Agrivoltaics pairs solar panels with farming, solving multiple climate-caused problems

Agrivoltaics pairs solar panels with farming, solving multiple climate-caused problems

July 21, 2022 0 By Ellen Novack

This photograph taken in Babberich, near Arnhem, on July 11, 2022 shows raspberry crops growing under solar panels at the Piet Albers agrivoltaic farm. - The Netherlands, which aims to become carbon neutral by 2050, sources less than 12 percent of its final energy consumption from renewables, as the world needs to install four times as much every year to keep the planet's temperature rising by more than 1.5 degrees Celsius, according to the International Energy Agency. (Photo by François WALSCHAERTS / AFP) (Photo by FRANCOIS WALSCHAERTS/AFP via Getty Images)

Agrivoltaics are being explored worldwide and researchers are already reporting benefits when it comes to boosting renewable energy and protecting crops.

Extreme temperatures and weather events are fast becoming the new normal thanks to climate change. With heat waves blistering the planet, researchers are finding creative ways to make the most of hot, sunny days through renewables while also addressing agriculture woes. Oregon Public Radio has a delightful write-up of an emerging solution clearly having a moment after more than a decade of obscurity. Agrivoltaics uses solar panels to shade and protect crops and even grazing animals while those panels generate electricity. Oregon State’s research farm in Corvallis has already embraced the technology and found that crops shielded by solar panels required less water. In turn, those same crops could be shielded from frost when temperatures drop.
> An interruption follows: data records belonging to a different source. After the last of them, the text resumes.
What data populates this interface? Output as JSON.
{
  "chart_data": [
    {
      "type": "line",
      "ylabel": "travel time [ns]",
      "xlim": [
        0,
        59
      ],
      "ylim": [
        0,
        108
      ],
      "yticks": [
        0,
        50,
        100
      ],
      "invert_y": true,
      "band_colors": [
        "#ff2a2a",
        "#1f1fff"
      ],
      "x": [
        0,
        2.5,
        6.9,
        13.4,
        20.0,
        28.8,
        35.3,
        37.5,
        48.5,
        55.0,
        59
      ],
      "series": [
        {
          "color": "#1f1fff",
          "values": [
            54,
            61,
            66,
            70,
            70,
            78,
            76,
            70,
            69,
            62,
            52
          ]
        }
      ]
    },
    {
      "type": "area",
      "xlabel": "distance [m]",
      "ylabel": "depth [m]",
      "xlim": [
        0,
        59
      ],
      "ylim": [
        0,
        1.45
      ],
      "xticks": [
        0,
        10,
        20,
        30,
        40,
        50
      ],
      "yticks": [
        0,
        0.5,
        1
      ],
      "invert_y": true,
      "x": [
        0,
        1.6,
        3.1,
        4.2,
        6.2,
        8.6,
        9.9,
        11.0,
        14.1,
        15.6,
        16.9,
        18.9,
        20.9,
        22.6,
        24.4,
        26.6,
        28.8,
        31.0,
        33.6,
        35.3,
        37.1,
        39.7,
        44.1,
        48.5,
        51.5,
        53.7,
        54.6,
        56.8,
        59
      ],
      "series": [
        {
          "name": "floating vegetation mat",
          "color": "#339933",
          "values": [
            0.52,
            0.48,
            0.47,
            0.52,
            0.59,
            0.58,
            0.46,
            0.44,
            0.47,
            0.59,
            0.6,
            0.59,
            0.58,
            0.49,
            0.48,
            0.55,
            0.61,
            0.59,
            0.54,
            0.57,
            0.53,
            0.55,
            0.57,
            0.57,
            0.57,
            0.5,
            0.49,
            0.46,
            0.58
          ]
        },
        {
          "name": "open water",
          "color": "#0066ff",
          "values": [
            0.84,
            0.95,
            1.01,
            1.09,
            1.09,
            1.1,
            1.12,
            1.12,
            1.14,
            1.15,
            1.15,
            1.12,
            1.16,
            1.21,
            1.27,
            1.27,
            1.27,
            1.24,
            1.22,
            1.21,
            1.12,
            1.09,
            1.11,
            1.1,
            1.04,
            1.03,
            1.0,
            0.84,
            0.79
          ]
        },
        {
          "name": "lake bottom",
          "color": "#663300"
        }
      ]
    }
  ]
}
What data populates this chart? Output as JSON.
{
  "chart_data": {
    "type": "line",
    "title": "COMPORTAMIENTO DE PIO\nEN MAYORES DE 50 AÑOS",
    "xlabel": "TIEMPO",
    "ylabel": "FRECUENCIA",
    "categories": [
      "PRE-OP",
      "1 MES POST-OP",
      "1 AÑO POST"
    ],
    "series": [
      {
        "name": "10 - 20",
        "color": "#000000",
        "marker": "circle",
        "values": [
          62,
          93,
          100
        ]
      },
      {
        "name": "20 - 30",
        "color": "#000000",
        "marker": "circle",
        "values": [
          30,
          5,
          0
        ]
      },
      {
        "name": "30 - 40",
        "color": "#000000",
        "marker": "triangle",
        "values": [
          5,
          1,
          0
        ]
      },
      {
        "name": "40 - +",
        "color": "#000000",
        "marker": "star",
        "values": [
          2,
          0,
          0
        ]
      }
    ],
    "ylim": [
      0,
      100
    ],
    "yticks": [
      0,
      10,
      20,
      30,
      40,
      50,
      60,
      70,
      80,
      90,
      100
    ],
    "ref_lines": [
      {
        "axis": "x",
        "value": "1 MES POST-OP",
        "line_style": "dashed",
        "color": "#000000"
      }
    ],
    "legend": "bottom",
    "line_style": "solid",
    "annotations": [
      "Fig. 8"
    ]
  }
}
Oregon State agriculture professor Chad Higgins explains how solar panels have already helped the university’s research farm crops amidst the current heat wave gripping more than 100 million Americans. “What they do is what we do when we’re out in the sun: we sweat,” Higgins told OPR.
”Plants do something similar where they use water to keep their leaves cool enough for photosynthesis so, if you take that stress off them, now they’re using less water.” Higgins found through research he co-authored two years ago that even just reserving 1% of farmland in the U.S. to be used for agrivoltaics could meet 20% of the country’s electricity needs through renewables, to say nothing of the profits earned from farming. “I think the keywords are: more food and better food, less water, extra revenue for the farm. It’s a four-way win for farmers,” Higgins told OPR.